Since he leans heavily on establishing a lot of work as BS to kick off his book, I’ve felt stymied in making progress reading it, but I’ve read enough about his work to know that I find some of his points deeply resonant.
Like: There’s this powerful dichotomy in this country…we valorize work (and suffering for our work) as a surrogate for our worth as a human, but then we treat workers with a sort of casual fatalism. I wonder how many people would be all that upset to be laid off from their jobs if they knew they would still have healthcare and their kids would be able to go to college? And: He offers universal basic income and flexible work that aligns with real work to be done as solutions that could allow us to be productive when called for and creative, even generative, at other times.
How can we support ourselves in that scenario? And who pays for it?
It’s a missing piece I wish more AI evangelists would explicitly address. When evangelists talk about AI taking on certain tasks and how that will free us up to all be more creative, they don’t always acknowledge that there might not be enough well-paying creative jobs to make that a reality for enough people in a society where your job provides the capacity to support your life (and to consume the goods our economy is based on).
Politicians across party lines are fond of referring to jobs as a necessity for people to have dignity. But dignity seems like a luxury if you’re not able to provide for your most basic needs. And once you get past the basics, how dignified is it to feel your job is BS?
We’re at an inflection point right now. Automation, globalization, AI-ification. If Bullshit jobs aren’t the answer, what is? And are we prepared to significantly reform how our economy works in order to allow people to do meaningful work, pursue creative endeavors, give appropriate care to loved ones, and even to rest sometimes?
I guess I end where I began; Are you familiar with this theory of “Bullshit Jobs?” Have you had one? And if you buy the premise, what could we do about it?
Love youe questions. I have not read the book. I think jobs are called jobs not hobbies because they essentially provide means to live our lives. Having just retired from being a workaholic for 30 years, I still work hars but not for money which is liberating - but had to cover life costs first. There is something to be learned from every job, but the bullshit part is being mistreated. Hope the book focuses too on the human bullshit that many people bring to otherwise respectable work.

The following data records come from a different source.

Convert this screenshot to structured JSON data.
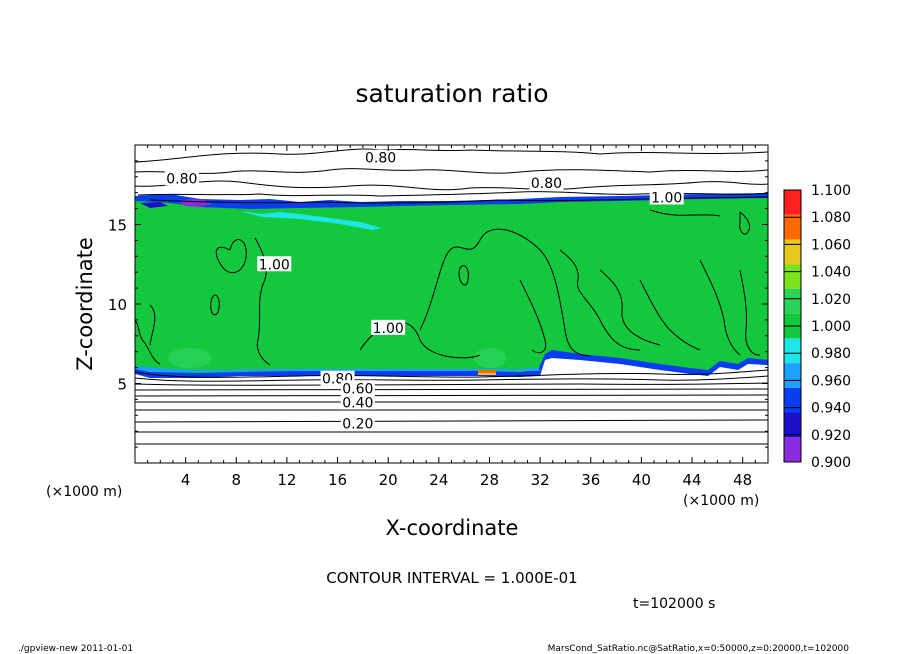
{
  "chart_data": {
    "type": "heatmap",
    "title": "saturation ratio",
    "xlabel": "X-coordinate",
    "ylabel": "Z-coordinate",
    "x_unit_left": "(×1000 m)",
    "x_unit_right": "(×1000 m)",
    "xlim": [
      0,
      50
    ],
    "ylim": [
      0,
      20
    ],
    "x_ticks": [
      4,
      8,
      12,
      16,
      20,
      24,
      28,
      32,
      36,
      40,
      44,
      48
    ],
    "x_tick_labels": [
      "4",
      "8",
      "12",
      "16",
      "20",
      "24",
      "28",
      "32",
      "36",
      "40",
      "44",
      "48"
    ],
    "y_ticks": [
      5,
      10,
      15
    ],
    "y_tick_labels": [
      "5",
      "10",
      "15"
    ],
    "colorbar": {
      "min": 0.9,
      "max": 1.1,
      "step": 0.02,
      "labels": [
        "1.100",
        "1.080",
        "1.060",
        "1.040",
        "1.020",
        "1.000",
        "0.980",
        "0.960",
        "0.940",
        "0.920",
        "0.900"
      ],
      "colors": [
        "#8b2be0",
        "#1a10c8",
        "#0a3cf0",
        "#1ea0ff",
        "#1ee6e6",
        "#13c83c",
        "#2cd25a",
        "#7be21e",
        "#e6c81e",
        "#ff6a00",
        "#ff2020"
      ]
    },
    "contour_labels": [
      {
        "text": "0.80",
        "x": 19.4,
        "z": 19.2
      },
      {
        "text": "0.80",
        "x": 3.7,
        "z": 17.9
      },
      {
        "text": "0.80",
        "x": 32.5,
        "z": 17.6
      },
      {
        "text": "1.00",
        "x": 42.0,
        "z": 16.7
      },
      {
        "text": "1.00",
        "x": 11.0,
        "z": 12.5
      },
      {
        "text": "1.00",
        "x": 20.0,
        "z": 8.5
      },
      {
        "text": "0.80",
        "x": 16.0,
        "z": 5.3
      },
      {
        "text": "0.60",
        "x": 17.6,
        "z": 4.7
      },
      {
        "text": "0.40",
        "x": 17.6,
        "z": 3.8
      },
      {
        "text": "0.20",
        "x": 17.6,
        "z": 2.5
      }
    ],
    "contour_interval_text": "CONTOUR INTERVAL = 1.000E-01",
    "time_text": "t=102000 s",
    "footer_left": "./gpview-new   2011-01-01",
    "footer_right": "MarsCond_SatRatio.nc@SatRatio,x=0:50000,z=0:20000,t=102000",
    "colors": {
      "field": "#13c83c",
      "band": "#0a3cf0"
    }
  }
}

Elisa, If you are in this deep, keep reading. My thoughts: Every job at every level offers opportunity to learn skills we may find useful in our kaleidoscope careers. I spent a summer working in a factory, using an ink dip pen with an ink that could withstand high temperatures marking small metal casings that would house electronics sent into space in airplanes and spacecraft. Does that sound like anything I do now? No. But I learned about the people around me doing assembly line jobs and how they found camaraderie, and their opportunities to learn about the products and potential promotions. I learned how they supported their families. I saw the dignity in work that I would never have seen in white collar jobs or newsrooms. Around me were immigrants from many countries, an array of races and religions with a variety of talents and interests and responsibilities on the line and at home. I could have looked at it as a B-S job–just a few months of summer work. But my father, a senior manager there, taught me otherwise. He stoked my curiosity even when I was bored with the task by asking about quality control (QC), what I had learned and who I met. Later as a journalist, I understood more about factory labor, unions vs. non-unions, raising families on minimum wages, single parents, and the new immigrant experience than my peers who coasted from college to newsrooms. Every opportunity to learn is valuable for the individual who does it with an open mind.